Liebe Schwestern und Brüder! In der Präfation für die Verstorbenen heißt es: „Deinen Gläubigen, o Herr, wird das Leben gewandelt, nicht genommen. Und wenn die Herberge der irdischen Pilgerschaft zerfällt ist uns im Himmel eine ewige Wohnung bereitet.“ Unser Leben endet nicht in einer Sackgasse. Am Schluss steht keine hohe, unüberwindliche Mauer. Der Tod ist Tor, Durchgang, Übergang, Hinübergang. Er ist Befreiung, Wandlung, Heimkehr, Vollendung. Das Letzte ist – Jesu eigenen Worten zufolge – nicht der Tod, sondern die Auferstehung und das Leben. Daran glauben wir. Daran zu glauben ist keine billige Vertröstung, kein leeres Versprechen, keine Illusion. Dieser Glaube ist uns Trost, Hoffnung und Zuversicht. In Gott und durch Gott allein ist Leben über alle Zeit hinaus. Dieser Glaube gibt uns eine ungeahnte Bereicherung und Erfüllung und ein wirkliches, endgültiges Ziel.

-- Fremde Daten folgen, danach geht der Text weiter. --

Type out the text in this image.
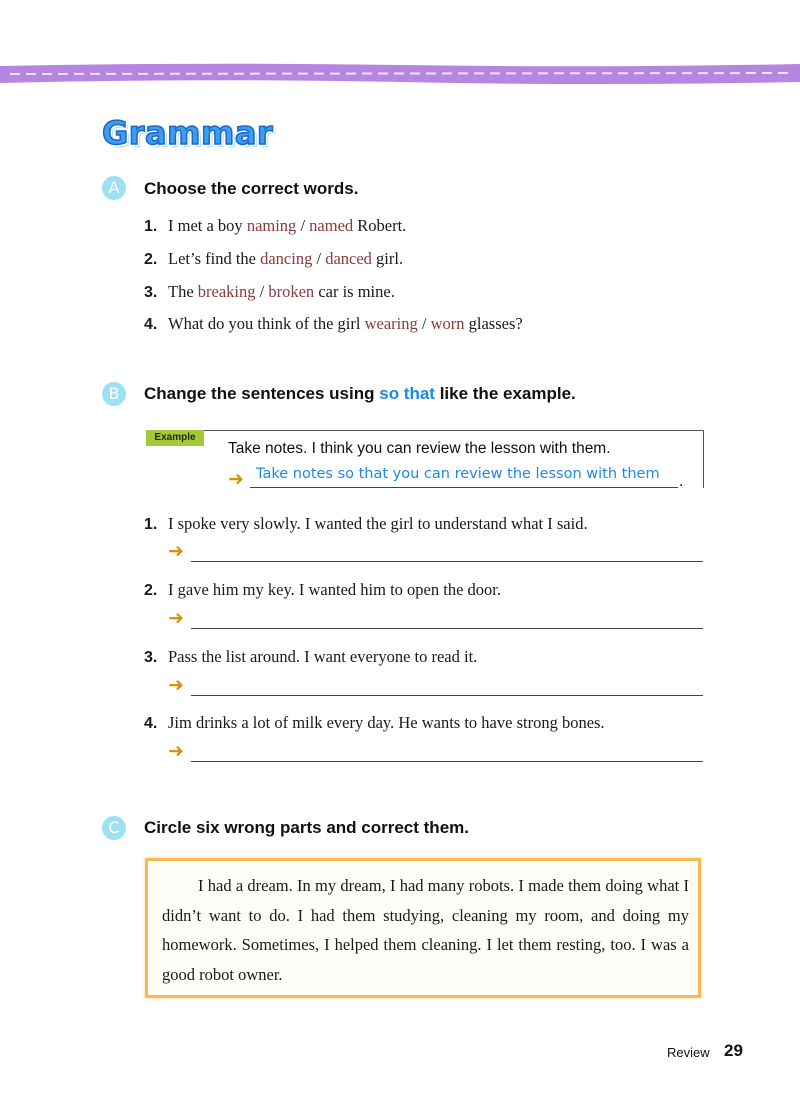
Grammar
A	Choose the correct words.
1. I met a boy naming / named Robert.
2. Let’s find the dancing / danced girl.
3. The breaking / broken car is mine.
4. What do you think of the girl wearing / worn glasses?
B	Change the sentences using so that like the example.
Example
Take notes. I think you can review the lesson with them.
➜ Take notes so that you can review the lesson with them .
1. I spoke very slowly. I wanted the girl to understand what I said.
➜
2. I gave him my key. I wanted him to open the door.
➜
3. Pass the list around. I want everyone to read it.
➜
4. Jim drinks a lot of milk every day. He wants to have strong bones.
➜
C	Circle six wrong parts and correct them.
I had a dream. In my dream, I had many robots. I made them doing what I didn’t want to do. I had them studying, cleaning my room, and doing my homework. Sometimes, I helped them cleaning. I let them resting, too. I was a good robot owner.
Review 29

Denken wir daran: Wer heimkehrt zu Gott, der bleibt in der Familie. Unsere Verstorbenen sind uns nun näher als jemals zuvor. Und: Wer einen lieben Menschen verliert gewinnt einen Fürsprecher. Ich bin überzeugt: Wir haben einen Fürsprecher mehr bei Gott.
Und vergessen wir nicht: Es ist nur eine Frage der Zeit, wann wir uns wiedersehen. Was sind schon die paar Jährchen! Jemand hat einmal gesagt: „Ein Mensch, das ist ein wenig Gestern und etwas Heute und unendlich viel Morgen“ (Martin Gutl)
Leben aber auch wir im Blick auf das Morgen, im Blick auf die Ewigkeit! Seien wir achtsam (auch im Umgang miteinander)! Seien wir wachsam und bereit! Wir wissen nicht, wann der Tod an unsere Tür klopft. Wir wissen nur, dass er eines Tages anklopft. Der Tod ist totsicher. Kein Weg führt daran vorbei, jedoch einer darüber hinaus.
Jeder Tag, den Gott uns schenkt, ist eine Chance. Jeder Tag ist ein neuer Anfang. Nutzen wir die Zeit! Leben wir so, dass wir das Ziel unseres Lebens erreichen und einst zur ewigen Vollendung gelangen.